The Steel Toe : Power Tools - Shocks
(Taken from "The Steel Toe", Health and Safety for Construction, April 2000)

Tom Joyce
Midstate Education and Service Foundation (formerly: Midstate Central Labor Council, AFL-CIO)


The metal casing of power tools can carry an electric current. If there is something wrong with the tool, a fault in the electrical system, or if the circuit is overloaded, a short can carry the current to the person holding the tool. The following safeguards will protect you (in addition to avoiding the shortcuts listed in the section on temporary power).
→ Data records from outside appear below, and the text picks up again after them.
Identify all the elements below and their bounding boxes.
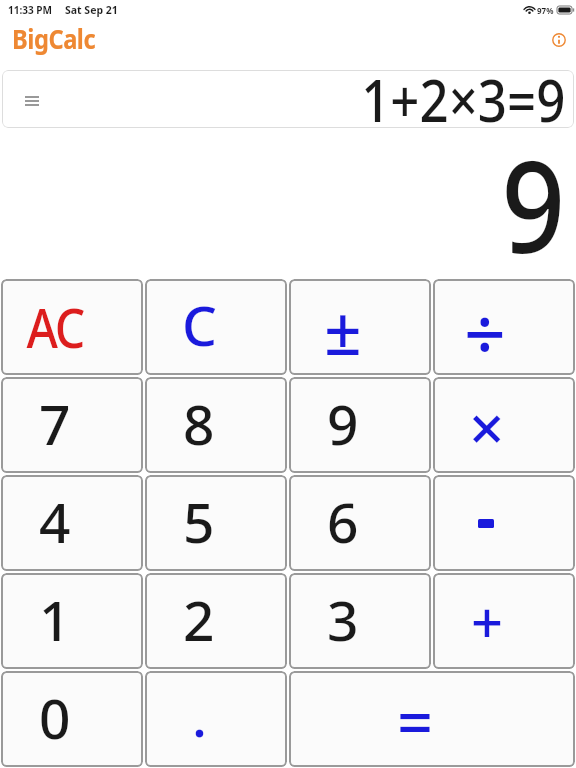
staticText: 0 [39, 680, 71, 755]
button[interactable]: 8 [145, 377, 287, 473]
staticText: 8 [183, 386, 215, 461]
staticText: C [182, 287, 217, 362]
button[interactable]: 7 [1, 377, 143, 473]
button[interactable]: C [145, 279, 287, 375]
button[interactable]: 2 [145, 573, 287, 669]
button[interactable]: . [145, 671, 287, 767]
button[interactable]: 0 [1, 671, 143, 767]
button[interactable] [25, 96, 39, 106]
button[interactable]: 1+2×3=9 [2, 70, 574, 128]
button[interactable]: 4 [1, 475, 143, 571]
staticText: Sat Sep 21 [65, 3, 118, 17]
staticText: 11:33 PM [8, 3, 52, 17]
button[interactable]: = [289, 671, 575, 767]
staticText: 4 [39, 484, 71, 559]
staticText: ÷ [464, 283, 506, 375]
button[interactable]: AC [1, 279, 143, 375]
button[interactable]: 5 [145, 475, 287, 571]
staticText: 9 [327, 386, 359, 461]
staticText: ± [324, 284, 362, 374]
staticText: 9 [502, 116, 566, 266]
staticText: 6 [327, 484, 359, 559]
staticText: 7 [39, 386, 71, 461]
button[interactable]: × [433, 377, 575, 473]
staticText: AC [26, 290, 84, 364]
staticText: 2 [183, 582, 215, 657]
staticText: 97% [537, 5, 554, 16]
staticText: = [397, 679, 434, 765]
staticText: 1+2×3=9 [361, 70, 566, 118]
button[interactable]: 6 [289, 475, 431, 571]
staticText: 5 [183, 484, 215, 559]
button[interactable]: + [433, 573, 575, 669]
button[interactable]: 3 [289, 573, 431, 669]
staticText: BigCalc [12, 21, 96, 56]
button[interactable]: ± [289, 279, 431, 375]
button[interactable]: 9 [289, 377, 431, 473]
button[interactable] [552, 33, 566, 47]
staticText: 1 [39, 582, 71, 657]
staticText: + [471, 583, 504, 659]
staticText: 3 [327, 582, 359, 657]
button[interactable]: ÷ [433, 279, 575, 375]
staticText: × [469, 385, 505, 469]
button[interactable] [433, 475, 575, 571]
button[interactable]: 1 [1, 573, 143, 669]
staticText: . [192, 678, 207, 753]
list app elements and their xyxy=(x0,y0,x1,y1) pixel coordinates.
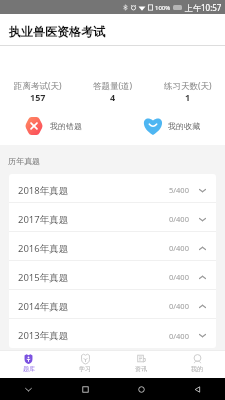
staticText: 我的收藏 xyxy=(168,121,200,131)
staticText: 0/400 xyxy=(169,331,189,341)
staticText: 2013年真题 xyxy=(18,329,69,342)
staticText: 距离考试(天) xyxy=(14,80,62,92)
button[interactable]: 2017年真题 xyxy=(9,203,216,231)
button[interactable]: 2014年真题 xyxy=(9,290,216,318)
button[interactable]: 2016年真题 xyxy=(9,232,216,260)
staticText: 上午10:57 xyxy=(185,2,222,13)
button[interactable]: 题库 xyxy=(0,351,57,373)
button[interactable]: Home xyxy=(113,385,169,394)
staticText: 0/400 xyxy=(169,301,189,311)
staticText: 题库 xyxy=(23,365,35,373)
button[interactable]: Menu xyxy=(169,385,225,394)
staticText: 我的 xyxy=(191,365,203,373)
staticText: 0/400 xyxy=(169,243,189,253)
staticText: 157 xyxy=(30,91,46,103)
staticText: 0/400 xyxy=(169,272,189,282)
button[interactable]: Recents xyxy=(57,385,113,394)
staticText: 1 xyxy=(185,91,191,103)
staticText: 2016年真题 xyxy=(18,242,69,255)
button[interactable]: 资讯 xyxy=(113,351,169,373)
button[interactable]: 2013年真题 xyxy=(9,319,216,348)
button[interactable]: 我的错题 xyxy=(0,117,112,135)
staticText: 学习 xyxy=(79,365,91,373)
staticText: 我的错题 xyxy=(50,121,82,131)
button[interactable]: 2015年真题 xyxy=(9,261,216,289)
button[interactable]: 2018年真题 xyxy=(9,174,216,202)
button[interactable]: 我的 xyxy=(169,351,225,373)
staticText: 2017年真题 xyxy=(18,213,69,226)
staticText: 执业兽医资格考试 xyxy=(9,24,105,39)
button[interactable]: Back xyxy=(0,385,57,394)
staticText: 历年真题 xyxy=(8,156,40,166)
staticText: 练习天数(天) xyxy=(164,80,212,92)
button[interactable]: 我的收藏 xyxy=(112,117,225,135)
staticText: 2018年真题 xyxy=(18,184,69,197)
staticText: 2015年真题 xyxy=(18,271,69,284)
staticText: 资讯 xyxy=(135,365,147,373)
staticText: 4 xyxy=(110,91,116,103)
button[interactable]: 学习 xyxy=(57,351,113,373)
staticText: 2014年真题 xyxy=(18,300,69,313)
staticText: 答题量(道) xyxy=(93,80,133,92)
staticText: 5/400 xyxy=(169,185,189,195)
staticText: 0/400 xyxy=(169,214,189,224)
staticText: 100% xyxy=(155,4,171,12)
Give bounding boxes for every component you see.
  • Make sure your tool has a 3-wire cord. (Double-insulated tools don't need a ground.)
  • If your power tool buzzes, have an electrician check it before you use it again. The tool or the wiring to it may be defective.
  • Don't touch an electric tool if it is wet or if you're wet, if you are sweating (towel off periodically), or if you are standing on a wet surface. Wet surfaces are better conductors of electricity than dry surfaces. To give a brief example, if your skin is dry, contact with 120 volts (say through a short in the circuit somewhere to your tool) will send 1 milliamp through your body, a barely perceptible level of current. If it's wet, however, the level of current increases over a hundredfold, to 120 milliamps, enough to cause ventricular fibrillation.
  • Safer Tools: Double insulated tools typically have all plastic housing and don't have a third wire for grounding. They protect you from possible shock. Battery-powered tools eliminate the possibility of a shock.
  • Always use a GFCI when working where a short is possible (outdoors, moisture present, metal contact is likely).
  • Beware of overloading old under-protected electrical service by using high amp electrical equipment (such as floor sanders, heat guns, heaters, blowers, etc.). This can happen in older homes which have inadequate wiring (or homeowner rigged wiring). Check out the system before running heavy duty equipment on a service.